Archive for August, 2008

Crisis and Transformation

Monday, August 25th, 2008

I feel very deeply that in moments of crisis where we’re stripped emotionally bare that we have the potential to be the most deeply effected, for good or bad.  Yet if we want to improve ourselves, we can’t seek them out since they are no longer true crisises.  And if we are scared of them, we can’t avoid them.

A lot of the mystics seem to have this ambivalent attitude toward religious experience, as if wanting it directly and completely prevents it from happening.  I think the modern approach to religion is one that desperately wants to be significant and will fail for that very reason.  My experiences around this have brought completely new meaning to “seek first the kingdom”.  Don’t let anyone convince you that the kingdom is Biblical dogma, such “kingdoms” have been overrun and overturned almost continually.  I think peripheral vision is the best illustration of the ideal approach to seeking God.  Not that he’s left out of our focus, but that we are aware of our experiences with him yet do not take our eyes from the activities and people that will actually bring us closer.

This whole thought lends itself poorly to words, but I felt like tapping it out.  Thanks for reading.

Beautiful Songs: A Small List

Monday, August 18th, 2008

Travel Song by Pilate
Sarah Said by Death Cab for Cutie
Bulletproof Weeks by Matt Nathanson
Still Fighting It by Ben Folds
Amelia’s Missing by John McLaughlin
Skeleton Key by Margot & the Nuclear So and So’s
Wash Away by Matt Costa
A Comet Appears by The Shins
Captivated by Vicky Beeching

Looking Forward

Wednesday, August 6th, 2008

Today, I felt pure, unadulterated joy for a few minutes.

I find life is almost unbearable when you have nothing to look forward to.  Last summer when it was work, eat, work, read, sleep, repeat, I almost died inside.  Even if it’s a lame new programming language, I have to have something to motivate me to make it through the day and more generally through life.

A lot of times I (naively) mistake my present situation to be the pinnacle of my existence.

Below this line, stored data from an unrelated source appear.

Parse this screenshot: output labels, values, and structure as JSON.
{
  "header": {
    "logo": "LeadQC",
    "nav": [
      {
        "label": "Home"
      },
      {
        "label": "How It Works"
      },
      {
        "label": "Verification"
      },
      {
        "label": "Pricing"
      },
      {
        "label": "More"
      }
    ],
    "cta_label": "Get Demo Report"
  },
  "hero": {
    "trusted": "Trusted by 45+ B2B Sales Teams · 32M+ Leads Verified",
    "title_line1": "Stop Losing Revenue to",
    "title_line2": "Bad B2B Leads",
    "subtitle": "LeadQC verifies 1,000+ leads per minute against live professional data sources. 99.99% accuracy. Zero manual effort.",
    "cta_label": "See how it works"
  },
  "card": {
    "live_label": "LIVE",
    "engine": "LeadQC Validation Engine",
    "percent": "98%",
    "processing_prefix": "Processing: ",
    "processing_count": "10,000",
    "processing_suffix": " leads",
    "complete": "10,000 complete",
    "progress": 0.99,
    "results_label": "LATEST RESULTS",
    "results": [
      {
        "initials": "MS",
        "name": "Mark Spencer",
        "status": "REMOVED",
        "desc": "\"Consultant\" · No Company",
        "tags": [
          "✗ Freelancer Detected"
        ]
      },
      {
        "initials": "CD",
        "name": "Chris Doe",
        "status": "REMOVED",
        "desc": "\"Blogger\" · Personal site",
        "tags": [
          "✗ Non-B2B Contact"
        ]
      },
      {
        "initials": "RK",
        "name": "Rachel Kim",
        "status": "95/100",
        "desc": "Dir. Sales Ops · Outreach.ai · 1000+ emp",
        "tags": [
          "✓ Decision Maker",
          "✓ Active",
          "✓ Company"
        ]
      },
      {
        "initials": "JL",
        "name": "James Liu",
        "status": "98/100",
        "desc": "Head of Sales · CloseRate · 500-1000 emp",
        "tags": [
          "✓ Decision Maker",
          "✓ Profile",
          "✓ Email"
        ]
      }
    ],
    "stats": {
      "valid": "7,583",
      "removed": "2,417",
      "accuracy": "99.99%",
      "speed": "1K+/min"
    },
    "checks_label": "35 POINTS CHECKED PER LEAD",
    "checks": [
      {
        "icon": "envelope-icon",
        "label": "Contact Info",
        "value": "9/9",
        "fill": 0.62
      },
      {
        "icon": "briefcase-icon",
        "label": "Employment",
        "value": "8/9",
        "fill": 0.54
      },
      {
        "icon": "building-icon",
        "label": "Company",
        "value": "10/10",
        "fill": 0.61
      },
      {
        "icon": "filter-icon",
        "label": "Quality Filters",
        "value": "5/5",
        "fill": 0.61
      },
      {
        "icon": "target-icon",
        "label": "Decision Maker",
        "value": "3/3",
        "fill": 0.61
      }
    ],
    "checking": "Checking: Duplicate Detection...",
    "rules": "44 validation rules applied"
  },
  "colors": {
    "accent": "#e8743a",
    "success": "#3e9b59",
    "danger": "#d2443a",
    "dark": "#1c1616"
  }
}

I’m continually thinking that this moment is going to be or has been the best time of my life (and I’m repeatedly wrong).  But really, time periods are poor markers of maximums, as there is so much that goes on in between.  It might be acceptable to say that this particular event was significant and awesome, but it’s foolish to say this block of time.  Not only for reasons I will describe, but also because it suffers from our ability to selectively forget memories and to transform the past into however we feel like remembering it.  Glossing over periods of suffering and boredom can lead to an inflated sense of how things were, and a deflated sense of how things are going to be.

Also, by avoiding the “pronounce a block of time awesome” situation, you can avoid unrepeatable aspirations.  If my freshman year of college was the best time of my life, I’d best erase all records of my attendance at A&M and lose a few years of life and experience if I want to return to it.  Meanwhile, if I say the best part of my freshman year was learning something life-changing weekly or making some of my most important friends: I have a lofty yet possibly repeatable goal to aspire to.

Put another way, if we draw a graph of the awesomeness of our life, and take random integrals across various periods to determine the “average awesomeness” for our jagged graph, we have a commonly used but truly useless figure.  Our high average value could easily be chalked up to a streak of really good days, and who really is going to suggest that a random streak never happen again.

I’m making a sad attempt to live, learning the whole while what is worthwhile, and today is another day just like yesterday.  I didn’t learn this freshman year.

Deceptive Desires

Sunday, August 3rd, 2008

How much you have to work to satisfy your desires increases exponentially with how much you’ve satisfied them before.  A big house is more expensive than a new car is more expensive than a splurge at the mall is more expensive than super sizing your meal.  This isn’t a slippery sloap, it just takes more effort to “one up” your last score than it did the first.  Accepting the fact that we will ALWAYS want something more, it seems to be more efficient to start denying yourself NOW rather than later when it becomes expensive.  Not as justification for reckless frugality, but as a big huge whassup now to the lie that we feed ourselves whenever we think that “once I have this, I’ll be complete.”